J. Wolz: Es wird voraussichtlich ab 2025 eine neue Generation des HU-Adapters geben. Eine weitgehende Neuentwicklung des Adapters war notwendig, weil die jetzige Generation technologisch nicht mehr sinnvoll für neuere und schnellere Kommunikationsprotokolle moderner Fahrzeuge weiterentwickelt werden konnte. Insgesamt enthält der neue HU-Adapter deutliche Verbesserungen, auch wenn er sich rein optisch nicht sehr verändert.

asp: Es gibt immer wieder Forderungen, den HU-Adapter als Tool auch Kfz-Werkstätten zur Verfügung zu stellen - was halten Sie davon?
J. Wolz: Wir kennen diese Forderung des Gewerbes und sie ist nicht neu. Wir stehen auf dem Standpunkt, dass es sich bei der HU um eine hoheitliche Aufgabe handelt, und für diese wurde der HU-Adapter auch konzipiert.

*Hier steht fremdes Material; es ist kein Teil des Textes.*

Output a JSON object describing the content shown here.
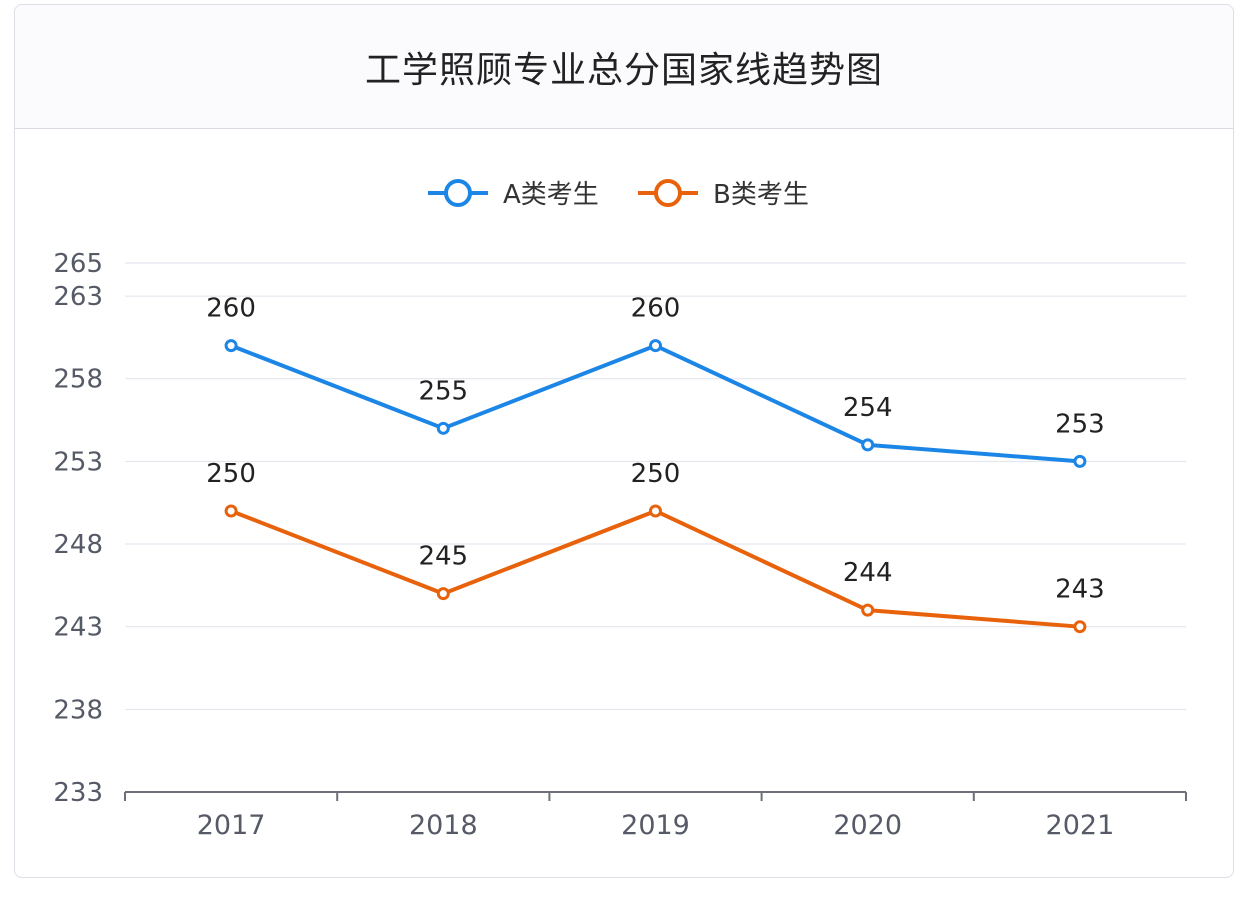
{
  "chart_data": {
    "type": "line",
    "title": "工学照顾专业总分国家线趋势图",
    "categories": [
      "2017",
      "2018",
      "2019",
      "2020",
      "2021"
    ],
    "yticks": [
      233,
      238,
      243,
      248,
      253,
      258,
      263,
      265
    ],
    "ylim": [
      233,
      265
    ],
    "grid": true,
    "legend_position": "top-center",
    "series": [
      {
        "name": "A类考生",
        "values": [
          260,
          255,
          260,
          254,
          253
        ],
        "color": "#1c86e6"
      },
      {
        "name": "B类考生",
        "values": [
          250,
          245,
          250,
          244,
          243
        ],
        "color": "#e8620c"
      }
    ]
  }
}
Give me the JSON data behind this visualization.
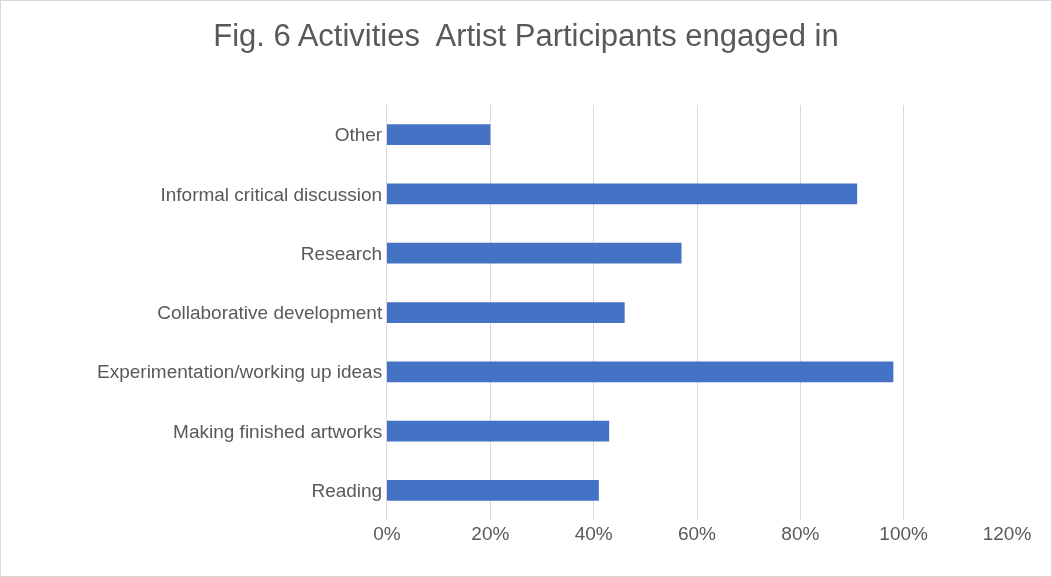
{
  "chart_data": {
    "type": "bar",
    "orientation": "horizontal",
    "title": "Fig. 6 Activities  Artist Participants engaged in",
    "categories": [
      "Other",
      "Informal critical discussion",
      "Research",
      "Collaborative development",
      "Experimentation/working up ideas",
      "Making finished artworks",
      "Reading"
    ],
    "values": [
      20,
      91,
      57,
      46,
      98,
      43,
      41
    ],
    "color": "#4472c4",
    "xlim": [
      0,
      120
    ],
    "xticks": [
      {
        "value": 0,
        "label": "0%"
      },
      {
        "value": 20,
        "label": "20%"
      },
      {
        "value": 40,
        "label": "40%"
      },
      {
        "value": 60,
        "label": "60%"
      },
      {
        "value": 80,
        "label": "80%"
      },
      {
        "value": 100,
        "label": "100%"
      },
      {
        "value": 120,
        "label": "120%"
      }
    ],
    "grid": "x",
    "legend": false
  }
}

Die Kfz-Betriebe haben eigene Diagnosetools, auch mehrmarkenfähige Geräte, mit denen prinzipiell alle Diagnosen durchgeführt werden können.

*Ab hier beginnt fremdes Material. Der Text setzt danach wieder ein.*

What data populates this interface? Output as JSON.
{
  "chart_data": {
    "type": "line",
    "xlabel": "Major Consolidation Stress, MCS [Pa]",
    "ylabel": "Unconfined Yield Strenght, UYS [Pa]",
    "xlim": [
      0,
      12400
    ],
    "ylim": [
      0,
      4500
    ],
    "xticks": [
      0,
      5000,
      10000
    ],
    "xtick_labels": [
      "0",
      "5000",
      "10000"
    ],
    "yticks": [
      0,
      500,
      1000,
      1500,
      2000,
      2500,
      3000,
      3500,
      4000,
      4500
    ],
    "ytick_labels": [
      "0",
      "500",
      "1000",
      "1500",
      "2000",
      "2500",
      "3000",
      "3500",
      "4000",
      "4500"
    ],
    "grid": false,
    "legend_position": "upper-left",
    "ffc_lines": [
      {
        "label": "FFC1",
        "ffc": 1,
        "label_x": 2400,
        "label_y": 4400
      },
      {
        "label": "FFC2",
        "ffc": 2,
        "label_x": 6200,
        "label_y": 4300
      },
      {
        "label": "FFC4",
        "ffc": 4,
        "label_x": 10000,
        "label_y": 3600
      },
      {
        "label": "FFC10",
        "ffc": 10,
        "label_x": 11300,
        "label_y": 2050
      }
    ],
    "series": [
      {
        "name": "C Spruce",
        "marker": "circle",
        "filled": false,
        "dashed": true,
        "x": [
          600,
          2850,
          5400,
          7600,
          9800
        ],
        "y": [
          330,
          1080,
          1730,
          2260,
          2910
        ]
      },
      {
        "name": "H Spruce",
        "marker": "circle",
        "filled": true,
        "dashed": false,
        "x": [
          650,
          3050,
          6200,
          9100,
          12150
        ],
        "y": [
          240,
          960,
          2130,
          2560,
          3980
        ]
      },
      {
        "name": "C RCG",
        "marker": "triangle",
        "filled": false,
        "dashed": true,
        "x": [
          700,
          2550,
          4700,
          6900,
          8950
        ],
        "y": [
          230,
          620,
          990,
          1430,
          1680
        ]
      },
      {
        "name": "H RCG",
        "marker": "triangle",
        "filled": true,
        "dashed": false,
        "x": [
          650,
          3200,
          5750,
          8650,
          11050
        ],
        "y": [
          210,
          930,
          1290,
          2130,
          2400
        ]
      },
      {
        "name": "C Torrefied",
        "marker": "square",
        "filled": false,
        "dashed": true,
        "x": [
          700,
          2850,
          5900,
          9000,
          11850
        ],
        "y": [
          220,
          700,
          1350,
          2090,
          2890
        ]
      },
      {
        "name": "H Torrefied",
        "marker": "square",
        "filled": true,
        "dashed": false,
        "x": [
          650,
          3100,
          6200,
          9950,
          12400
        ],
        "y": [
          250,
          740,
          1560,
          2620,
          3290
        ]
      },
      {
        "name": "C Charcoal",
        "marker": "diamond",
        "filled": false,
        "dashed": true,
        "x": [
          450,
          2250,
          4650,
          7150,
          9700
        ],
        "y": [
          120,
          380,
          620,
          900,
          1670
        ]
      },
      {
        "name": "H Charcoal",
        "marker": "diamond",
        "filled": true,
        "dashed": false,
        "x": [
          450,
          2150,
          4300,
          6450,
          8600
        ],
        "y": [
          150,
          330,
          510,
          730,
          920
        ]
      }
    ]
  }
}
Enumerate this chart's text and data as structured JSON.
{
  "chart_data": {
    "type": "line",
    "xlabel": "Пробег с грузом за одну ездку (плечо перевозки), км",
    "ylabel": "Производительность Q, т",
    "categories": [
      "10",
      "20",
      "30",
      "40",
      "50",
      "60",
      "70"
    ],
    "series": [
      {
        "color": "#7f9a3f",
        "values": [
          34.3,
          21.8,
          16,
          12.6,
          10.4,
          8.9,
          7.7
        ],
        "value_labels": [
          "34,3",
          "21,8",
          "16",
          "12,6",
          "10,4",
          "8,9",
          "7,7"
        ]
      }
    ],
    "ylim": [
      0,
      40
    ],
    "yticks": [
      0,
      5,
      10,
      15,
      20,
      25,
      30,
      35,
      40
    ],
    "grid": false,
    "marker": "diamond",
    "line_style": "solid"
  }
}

asp: Es kommt immer wieder vor, dass bei der HU mit dem HU-Adapter Fehlereinträge gefunden werden, die bei der HU-Vorbereitung in der Werkstatt nicht gefunden wurden. Wie ist das zu erklären?
J. Wolz: Es mag in wenigen Einzelfällen vorkommen, dass der HU-Adapter einen Fehler detektiert, der in der Werkstatt nicht reproduzierbar ist und vom Diagnosegerät der Werkstatt nicht angezeigt werden kann. Solche Fälle gibt es, aber es handelt sich um Einzelfälle. Daraus die grundsätzliche Forderung abzuleiten, dass auch die Kfz-Betriebe den HU-Adapter zwingend benötigen, halte ich für nicht gerechtfertigt.

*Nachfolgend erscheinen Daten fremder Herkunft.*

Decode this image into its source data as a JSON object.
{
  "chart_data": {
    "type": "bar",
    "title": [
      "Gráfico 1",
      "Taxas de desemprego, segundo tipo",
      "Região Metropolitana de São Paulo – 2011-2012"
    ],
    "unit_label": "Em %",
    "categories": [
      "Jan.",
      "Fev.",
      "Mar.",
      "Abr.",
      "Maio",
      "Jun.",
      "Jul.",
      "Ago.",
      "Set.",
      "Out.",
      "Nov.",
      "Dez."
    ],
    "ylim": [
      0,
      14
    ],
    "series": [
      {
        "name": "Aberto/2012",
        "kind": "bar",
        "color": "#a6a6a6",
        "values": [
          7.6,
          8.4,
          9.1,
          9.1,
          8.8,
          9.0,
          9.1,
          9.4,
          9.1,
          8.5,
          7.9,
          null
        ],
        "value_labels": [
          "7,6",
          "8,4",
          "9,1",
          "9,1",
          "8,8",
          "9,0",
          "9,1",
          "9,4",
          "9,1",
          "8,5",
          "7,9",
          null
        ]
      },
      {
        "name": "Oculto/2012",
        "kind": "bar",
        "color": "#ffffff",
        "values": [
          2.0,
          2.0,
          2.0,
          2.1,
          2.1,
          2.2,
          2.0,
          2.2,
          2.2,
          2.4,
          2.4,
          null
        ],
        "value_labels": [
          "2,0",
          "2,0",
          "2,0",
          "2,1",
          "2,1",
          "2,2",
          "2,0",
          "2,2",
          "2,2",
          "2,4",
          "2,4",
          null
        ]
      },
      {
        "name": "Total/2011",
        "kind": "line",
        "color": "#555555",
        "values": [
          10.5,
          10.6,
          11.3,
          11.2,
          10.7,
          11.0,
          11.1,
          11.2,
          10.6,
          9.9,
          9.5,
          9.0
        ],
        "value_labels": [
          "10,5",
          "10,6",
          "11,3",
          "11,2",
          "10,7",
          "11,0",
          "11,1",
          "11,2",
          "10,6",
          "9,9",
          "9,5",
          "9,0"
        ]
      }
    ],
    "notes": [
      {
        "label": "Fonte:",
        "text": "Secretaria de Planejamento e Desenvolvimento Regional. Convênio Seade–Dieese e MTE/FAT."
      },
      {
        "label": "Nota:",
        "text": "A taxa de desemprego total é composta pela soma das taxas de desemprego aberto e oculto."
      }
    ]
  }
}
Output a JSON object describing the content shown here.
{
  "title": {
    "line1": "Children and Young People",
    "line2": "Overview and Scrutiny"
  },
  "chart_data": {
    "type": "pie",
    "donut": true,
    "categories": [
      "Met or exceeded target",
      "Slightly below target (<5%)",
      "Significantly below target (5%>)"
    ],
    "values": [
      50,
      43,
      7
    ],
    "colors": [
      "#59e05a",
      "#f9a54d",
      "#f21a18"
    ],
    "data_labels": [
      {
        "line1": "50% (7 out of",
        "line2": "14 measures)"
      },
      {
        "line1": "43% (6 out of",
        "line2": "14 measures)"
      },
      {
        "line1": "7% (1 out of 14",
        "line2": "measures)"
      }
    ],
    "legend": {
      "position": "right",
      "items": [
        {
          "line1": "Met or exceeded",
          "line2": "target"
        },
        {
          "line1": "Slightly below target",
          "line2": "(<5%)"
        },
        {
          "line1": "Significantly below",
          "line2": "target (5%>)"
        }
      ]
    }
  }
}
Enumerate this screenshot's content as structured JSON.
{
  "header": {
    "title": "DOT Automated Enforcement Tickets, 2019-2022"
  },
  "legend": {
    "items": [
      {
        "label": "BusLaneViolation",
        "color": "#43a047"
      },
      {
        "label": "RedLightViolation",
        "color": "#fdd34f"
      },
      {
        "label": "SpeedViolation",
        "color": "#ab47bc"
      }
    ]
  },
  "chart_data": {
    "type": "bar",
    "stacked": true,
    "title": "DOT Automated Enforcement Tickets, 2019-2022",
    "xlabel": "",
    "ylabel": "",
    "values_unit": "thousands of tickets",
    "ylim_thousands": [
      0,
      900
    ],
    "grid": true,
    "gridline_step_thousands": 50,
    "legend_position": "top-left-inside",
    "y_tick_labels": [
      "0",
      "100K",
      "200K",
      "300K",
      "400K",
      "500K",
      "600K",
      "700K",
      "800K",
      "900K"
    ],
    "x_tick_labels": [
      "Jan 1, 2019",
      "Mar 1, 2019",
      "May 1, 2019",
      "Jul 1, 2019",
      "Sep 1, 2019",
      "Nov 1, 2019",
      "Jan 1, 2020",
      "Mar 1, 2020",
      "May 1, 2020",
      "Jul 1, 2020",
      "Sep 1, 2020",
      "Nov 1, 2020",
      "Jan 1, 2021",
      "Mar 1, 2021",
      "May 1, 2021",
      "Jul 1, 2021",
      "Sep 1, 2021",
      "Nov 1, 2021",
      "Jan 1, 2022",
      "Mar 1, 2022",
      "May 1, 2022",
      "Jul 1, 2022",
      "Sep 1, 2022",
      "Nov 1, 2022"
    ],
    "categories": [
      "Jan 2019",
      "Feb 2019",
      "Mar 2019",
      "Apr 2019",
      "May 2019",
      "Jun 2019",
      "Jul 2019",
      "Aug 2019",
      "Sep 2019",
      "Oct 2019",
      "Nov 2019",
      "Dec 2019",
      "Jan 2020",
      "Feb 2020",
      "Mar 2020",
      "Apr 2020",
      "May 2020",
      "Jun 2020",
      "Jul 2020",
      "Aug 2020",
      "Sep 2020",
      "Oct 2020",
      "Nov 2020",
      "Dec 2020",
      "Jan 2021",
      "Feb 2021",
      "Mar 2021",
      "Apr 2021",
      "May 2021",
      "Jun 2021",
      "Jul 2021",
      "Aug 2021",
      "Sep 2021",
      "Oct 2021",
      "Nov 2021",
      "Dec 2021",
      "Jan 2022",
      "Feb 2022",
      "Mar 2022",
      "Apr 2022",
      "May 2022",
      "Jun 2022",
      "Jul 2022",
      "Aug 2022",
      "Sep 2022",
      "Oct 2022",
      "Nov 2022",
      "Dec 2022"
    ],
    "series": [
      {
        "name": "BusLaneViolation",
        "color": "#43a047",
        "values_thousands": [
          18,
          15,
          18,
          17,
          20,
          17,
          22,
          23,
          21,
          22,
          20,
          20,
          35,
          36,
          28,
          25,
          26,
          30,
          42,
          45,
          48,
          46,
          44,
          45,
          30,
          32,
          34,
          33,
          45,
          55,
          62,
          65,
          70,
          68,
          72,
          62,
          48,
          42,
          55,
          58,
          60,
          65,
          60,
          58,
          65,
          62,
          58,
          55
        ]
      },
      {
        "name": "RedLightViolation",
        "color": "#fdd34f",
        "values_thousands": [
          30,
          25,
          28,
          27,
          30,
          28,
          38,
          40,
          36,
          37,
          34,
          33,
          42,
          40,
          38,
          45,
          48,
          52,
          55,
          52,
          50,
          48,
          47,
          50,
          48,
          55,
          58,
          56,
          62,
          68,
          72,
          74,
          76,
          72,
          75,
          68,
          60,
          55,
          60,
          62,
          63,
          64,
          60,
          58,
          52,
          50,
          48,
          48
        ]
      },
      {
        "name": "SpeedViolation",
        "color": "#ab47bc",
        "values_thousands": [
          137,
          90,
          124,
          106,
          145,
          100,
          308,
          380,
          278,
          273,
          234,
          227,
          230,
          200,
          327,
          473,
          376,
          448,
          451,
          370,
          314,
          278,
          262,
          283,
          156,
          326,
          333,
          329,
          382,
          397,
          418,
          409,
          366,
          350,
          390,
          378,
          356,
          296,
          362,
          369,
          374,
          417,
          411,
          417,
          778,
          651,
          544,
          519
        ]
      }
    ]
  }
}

"Viele Regelungen sind nicht nachvollziehbar und bedeuten eher ­einen Rückschritt."

Jürgen Wolz, TÜV SÜD


asp: Die Straßenverkehrs-Zulassungsordnung (StVZO), die unter anderem auch die Hauptuntersuchung regelt, wurde vom Bund überarbeitet. Was soll sich ändern?
J. Wolz: Der Entwurf der StVZO, der schon im letzten Sommer in die Verbändeanhörung gegangen ist, enthält aus unserer Sicht einige Kritikpunkte. Unsere Änderungsvorschläge haben wir als Prüforganisation, wie auch zahlreiche andere Branchenverbände, in einer ausführlichen Stellungnahme dargelegt. Viele Regelungen in dem vorliegenden Entwurf sind nicht nachvollziehbar und bedeuten eher einen Rückschritt. Wir setzen uns seit Jahren für die Digitalisierung auch bei der HU ein. Wir könnten auf Knopfdruck digitale Prüfberichte erzeugen, die in einer zentralen Datenbank jederzeit abrufbar wären. Auch übermitteln wir beispielsweise täglich unsere Prüfberichte für das IKFZ-Verfahren elektronisch an das KBA. Ein Prüfbericht auf Papier ist nicht mehr zwingend notwendig. Die vorgesehenen Regelungen in der StVZO gehen aber genau den umgekehrten Weg. Die dort vorgesehenen Kommunikationsmittel sind, vorsichtig formuliert, nicht gerade State of the Art.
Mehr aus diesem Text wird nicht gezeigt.